During my recent trip to South Korea I noticed that the Andong Paper Factory showroom was filled with many large items of hanji covered with intricate patterns and designs. I marveled at the many pieces but didn't understand how they could all be made available for sale, personally if I'd put hours and hours into a large piece of work I'd be reluctant to put it up for sale.
I really wanted to have a lesson with the lady who was making them and after a lot of negotiating I managed to book one for myself and my friends.
When I lived in Korea, maybe it was because I was taught to do Hanji the 'old school' way by a very traditional Korean lady, but I only knew of cutouts being done by hand. They took me a long time so I was wondering how on earth I could make a lovely jewelry box in a 3 hour lesson !!
Gui - Sook Yang's workshop had the answer.
She had a huge room filled with cardboard cutouts made up and stacked ready for decorating, papers were of every colour you could imagine, projects at various stages of completion but, it also had computers, a laser printer and a laser cutting machine.
Technology has caught up with Hanji making and now for some, the skill is in using Photoshop on the computer to make various patterns and designs. These are then printed onto special Hanji paper so within seconds you have your coloured patterns and they can then be glued onto the cardboard.
Next through special computer programs the computer talks to the laser cutter and within a few minutes an intricate and perfectly cut piece of black paper, or whatever colour you may choose, is ready to be placed over the coloured design.

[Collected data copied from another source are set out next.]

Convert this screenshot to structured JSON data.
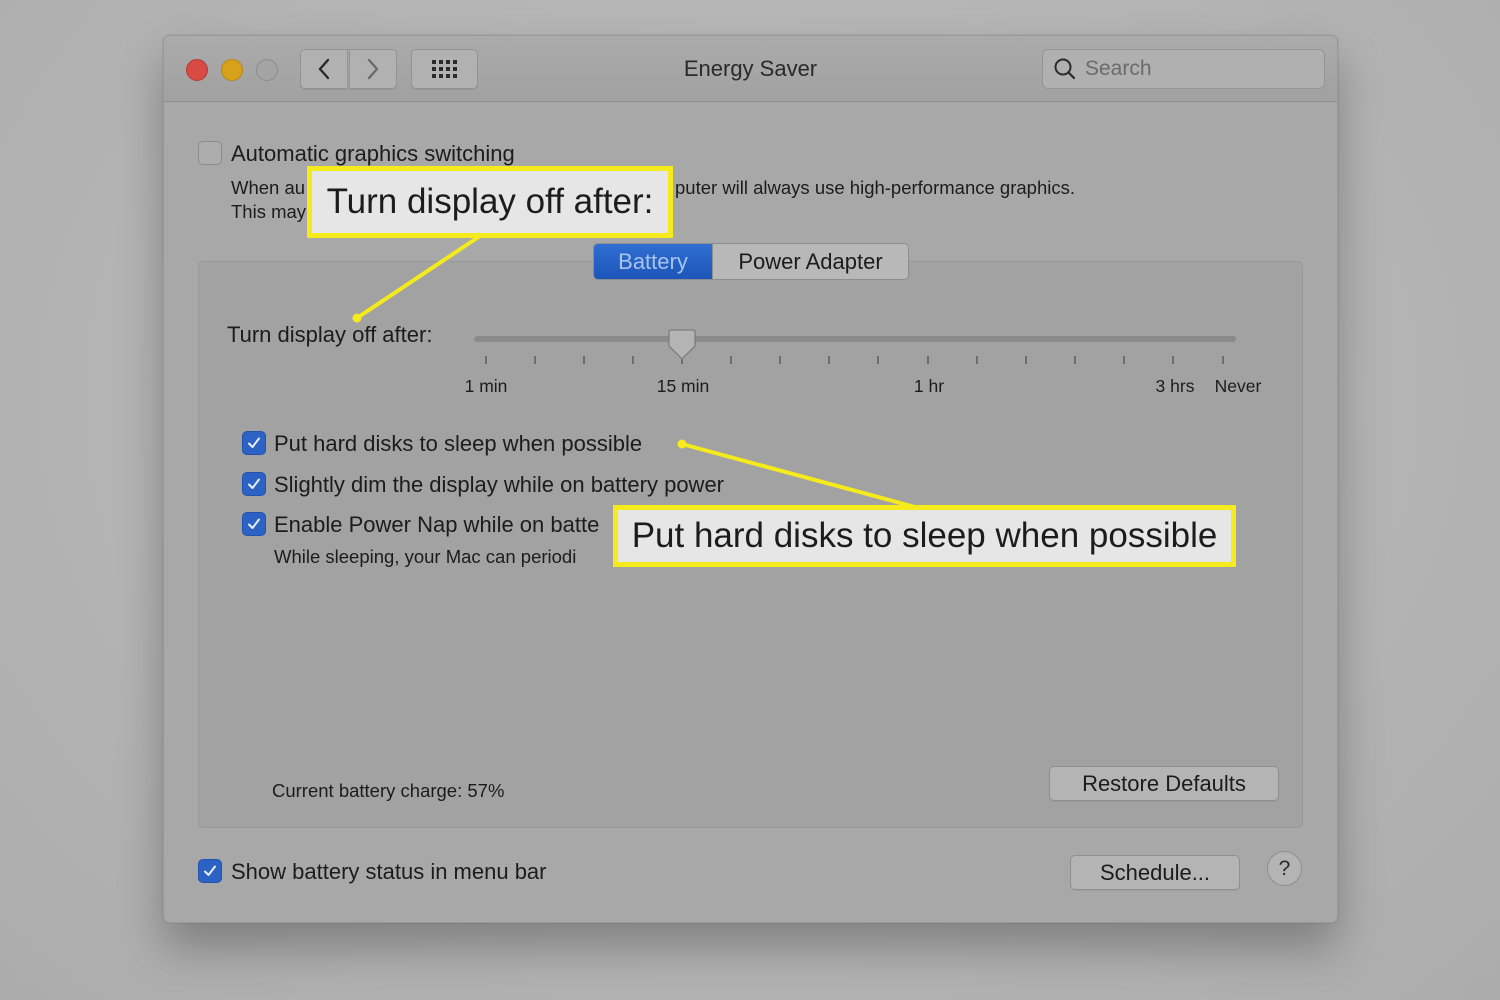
{
  "window": {
    "title": "Energy Saver",
    "search_placeholder": "Search"
  },
  "graphics": {
    "checkbox_label": "Automatic graphics switching",
    "checked": false,
    "description_line1_start": "When au",
    "description_line1_end": "puter will always use high-performance graphics.",
    "description_line2_start": "This may"
  },
  "tabs": [
    {
      "label": "Battery",
      "active": true
    },
    {
      "label": "Power Adapter",
      "active": false
    }
  ],
  "display_sleep": {
    "label": "Turn display off after:",
    "selected_value": "15 min",
    "tick_labels": [
      "1 min",
      "15 min",
      "1 hr",
      "3 hrs",
      "Never"
    ]
  },
  "options": [
    {
      "label": "Put hard disks to sleep when possible",
      "checked": true
    },
    {
      "label": "Slightly dim the display while on battery power",
      "checked": true
    },
    {
      "label": "Enable Power Nap while on batte",
      "checked": true
    }
  ],
  "power_nap_description": "While sleeping, your Mac can periodi",
  "battery_charge": "Current battery charge: 57%",
  "buttons": {
    "restore_defaults": "Restore Defaults",
    "schedule": "Schedule...",
    "help": "?"
  },
  "menu_bar_option": {
    "label": "Show battery status in menu bar",
    "checked": true
  },
  "callouts": [
    {
      "text": "Turn display off after:"
    },
    {
      "text": "Put hard disks to sleep when possible"
    }
  ],
  "colors": {
    "accent_blue": "#2c62c4",
    "callout_yellow": "#f5ea1c",
    "close": "#d94a45",
    "minimize": "#d6a21c"
  }
}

The effects are stunning and so quick.
Is this what I want to do?
No, I don't think so. I find a certain satisfaction in sitting at my desk, relaxation music (usually Korean) playing and cutting out pieces by hand. They take forever and my pieces are not perfect but at least I have the satisfaction of saying I made it myself. I totally understand that from a business point of view using computers is the way forward but for now I'm happy doing what I'm doing.